Cleaning and keeping the sand looking nice can be a challenge however, it tend to change color as the tank matures if you don't keep it stirred up enough and if you use filtration- that needs to be turned off before cleaning so the sand doesn't get into the impeller and cause problems

If you use sand and do not plan to use live plants I would not go over half-to-one inch at most so you don't end up with anaerobic areas, however, adding trumpet snail can help to a degree or weekly poking if you use a deeper sand bed without live plants

Sand can be beautiful.......just takes a bit more work to keep it that way....


----------



## aKu3 (Nov 18, 2010)

I have sandbased tanks and I hate it....lots of work!!! Don't recommend it!!!


----------



## atteb (Nov 12, 2010)

I use a very thin layer of sand for my bettas.

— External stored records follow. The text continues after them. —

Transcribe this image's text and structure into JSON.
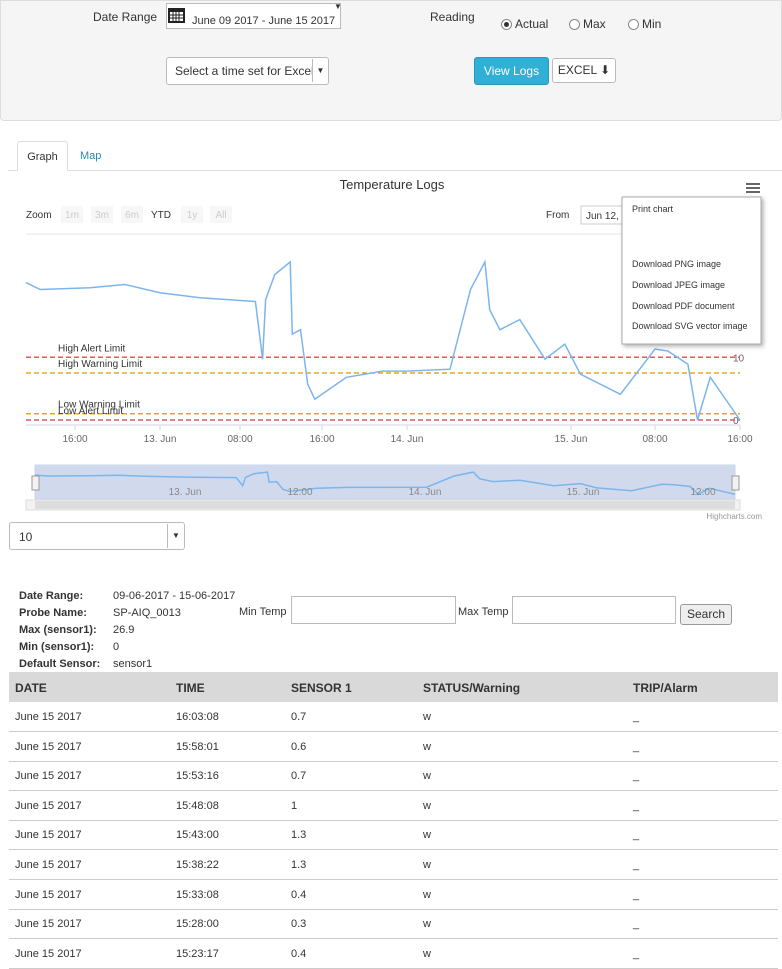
{
  "filters": {
    "date_range_label": "Date Range",
    "date_range": "June 09 2017 - June 15 2017",
    "reading_label": "Reading",
    "readings": [
      "Actual",
      "Max",
      "Min"
    ],
    "excel_select": "Select a time set for Excel",
    "view_logs": "View Logs",
    "excel": "EXCEL"
  },
  "tabs": [
    "Graph",
    "Map"
  ],
  "chart_data": {
    "type": "line",
    "title": "Temperature Logs",
    "zoom_label": "Zoom",
    "zoom_buttons": [
      "1m",
      "3m",
      "6m",
      "YTD",
      "1y",
      "All"
    ],
    "from_label": "From",
    "from_value": "Jun 12,",
    "export_menu": [
      "Print chart",
      "Download PNG image",
      "Download JPEG image",
      "Download PDF document",
      "Download SVG vector image"
    ],
    "x": [
      11.5,
      12.8,
      17.4,
      20.7,
      24,
      28,
      33.5,
      34.2,
      34.5,
      35.4,
      36.9,
      37.1,
      37.9,
      38.6,
      39.3,
      40,
      42.3,
      45.7,
      48,
      54.3,
      57.3,
      59.4,
      60.1,
      61.6,
      64.5,
      68.2,
      71.1,
      72.9,
      76.7,
      80,
      81.2,
      83.1,
      84,
      85.2,
      88
    ],
    "series": [
      {
        "color": "#7cb5ec",
        "values": [
          21.9,
          20.8,
          21.1,
          21.6,
          20.3,
          19.5,
          18.9,
          9.7,
          19.2,
          23.2,
          25.2,
          13.7,
          14.4,
          5.7,
          3.3,
          4.1,
          6.8,
          7.8,
          7.8,
          8.1,
          20.8,
          25.2,
          17.6,
          14.4,
          16,
          9.7,
          12.1,
          7.3,
          4.1,
          11.3,
          11,
          8.9,
          0,
          6.8,
          0
        ]
      }
    ],
    "xlim": [
      11.5,
      88
    ],
    "xticks": [
      {
        "value": 16,
        "label": "16:00"
      },
      {
        "value": 24,
        "label": "13. Jun"
      },
      {
        "value": 32,
        "label": "08:00"
      },
      {
        "value": 40,
        "label": "16:00"
      },
      {
        "value": 48,
        "label": "14. Jun"
      },
      {
        "value": 72,
        "label": "15. Jun"
      },
      {
        "value": 80,
        "label": "08:00"
      },
      {
        "value": 88,
        "label": "16:00"
      }
    ],
    "ylim": [
      -0.8,
      28.7
    ],
    "yticks": [
      0,
      10
    ],
    "plot_lines": [
      {
        "label": "High Alert Limit",
        "value": 10,
        "color": "#e05a5a"
      },
      {
        "label": "High Warning Limit",
        "value": 7.5,
        "color": "#e6a817"
      },
      {
        "label": "Low Warning Limit",
        "value": 1,
        "color": "#e6a817"
      },
      {
        "label": "Low Alert Limit",
        "value": 0,
        "color": "#e05a5a"
      }
    ],
    "navigator_labels": [
      "13. Jun",
      "12:00",
      "14. Jun",
      "15. Jun",
      "12:00"
    ],
    "credits": "Highcharts.com"
  },
  "page_size": "10",
  "summary": [
    [
      "Date Range:",
      "09-06-2017 - 15-06-2017"
    ],
    [
      "Probe Name:",
      "SP-AIQ_0013"
    ],
    [
      "Max (sensor1):",
      26.9
    ],
    [
      "Min (sensor1):",
      0
    ],
    [
      "Default Sensor:",
      "sensor1"
    ]
  ],
  "search": {
    "min_label": "Min Temp",
    "max_label": "Max Temp",
    "button": "Search"
  },
  "table": {
    "headers": [
      "DATE",
      "TIME",
      "SENSOR 1",
      "STATUS/Warning",
      "TRIP/Alarm"
    ],
    "rows": [
      [
        "June 15 2017",
        "16:03:08",
        0.7,
        "w",
        "_"
      ],
      [
        "June 15 2017",
        "15:58:01",
        0.6,
        "w",
        "_"
      ],
      [
        "June 15 2017",
        "15:53:16",
        0.7,
        "w",
        "_"
      ],
      [
        "June 15 2017",
        "15:48:08",
        1,
        "w",
        "_"
      ],
      [
        "June 15 2017",
        "15:43:00",
        1.3,
        "w",
        "_"
      ],
      [
        "June 15 2017",
        "15:38:22",
        1.3,
        "w",
        "_"
      ],
      [
        "June 15 2017",
        "15:33:08",
        0.4,
        "w",
        "_"
      ],
      [
        "June 15 2017",
        "15:28:00",
        0.3,
        "w",
        "_"
      ],
      [
        "June 15 2017",
        "15:23:17",
        0.4,
        "w",
        "_"
      ]
    ]
  }
}
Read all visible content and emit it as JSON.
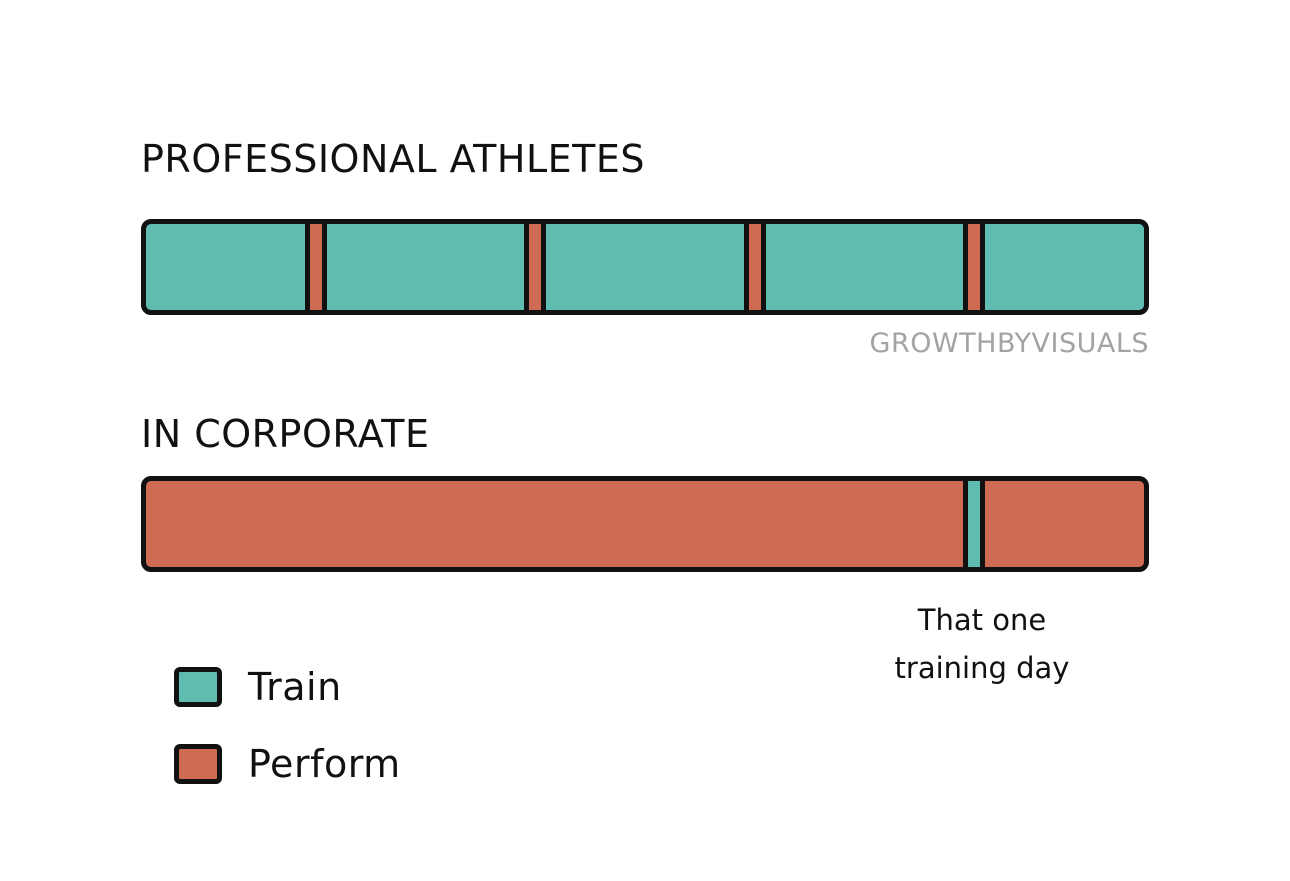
{
  "colors": {
    "train": "#5fbcb1",
    "perform": "#cf6a53",
    "outline": "#111111",
    "watermark": "#a3a3a3"
  },
  "diagram": {
    "heading_athletes": "PROFESSIONAL ATHLETES",
    "heading_corporate": "IN CORPORATE",
    "watermark": "GROWTHBYVISUALS",
    "annotation_line1": "That one",
    "annotation_line2": "training day",
    "athletes_bar": {
      "base": "train",
      "stripes": [
        {
          "type": "perform",
          "position": 0.17
        },
        {
          "type": "perform",
          "position": 0.39
        },
        {
          "type": "perform",
          "position": 0.61
        },
        {
          "type": "perform",
          "position": 0.83
        }
      ]
    },
    "corporate_bar": {
      "base": "perform",
      "stripes": [
        {
          "type": "train",
          "position": 0.83
        }
      ]
    }
  },
  "legend": {
    "items": [
      {
        "label": "Train",
        "color_key": "train"
      },
      {
        "label": "Perform",
        "color_key": "perform"
      }
    ]
  }
}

I don't like deep sand beds even in my discus tank.

I would not recommend white sand as it will be very hard to keep clean, I use a natural colored sand and its perfect, make sure you stir up the sand from time to time so no dead pocket form.


----------



## anglnarnld (Aug 27, 2010)

Do not get sand, I have white sand right now and it is *hard* to get the poop out of it, Im actually looking in to changing back to regular gravel . It looks nice but super hard to matian ;/


----------



## JKfish (Apr 8, 2010)

I've got white sand I got from destin, and it's easy to keep. The poop falls on to the top, and if you have a turkey baster, you just suck it up daily. Once a week during water changes, turn off your filter and run your hands through it to move it around, and stirr up the mulm before sucking out the water. It looks nice, though I'm switching to Fluorite for a planted tank (I'm going to keep the sand to use to cap a NPT I might do one day with a darker colored betta)

Bettas are really precise in getting food from the ground, he won't choke on the sand, I promise. If he ever does eat sand, he'll spit it out.


----------



## sayurasem (Nov 20, 2010)

whats a turkey baster?
-btw i have some cleaning minions ... 7 ghost shrimps lol.


----------



## JKfish (Apr 8, 2010)

It's a large cooking pippet typically used when cooking to suck marinade or juice or something up and then squeezed to pour over something like turkey ... You can buy them cheaply almost anywhere in any store like walmart, target, etc. 

Ghosties are good cleaners, but you can't trust them to always eat poop, they typically ignore it if the other pickings are good.


----------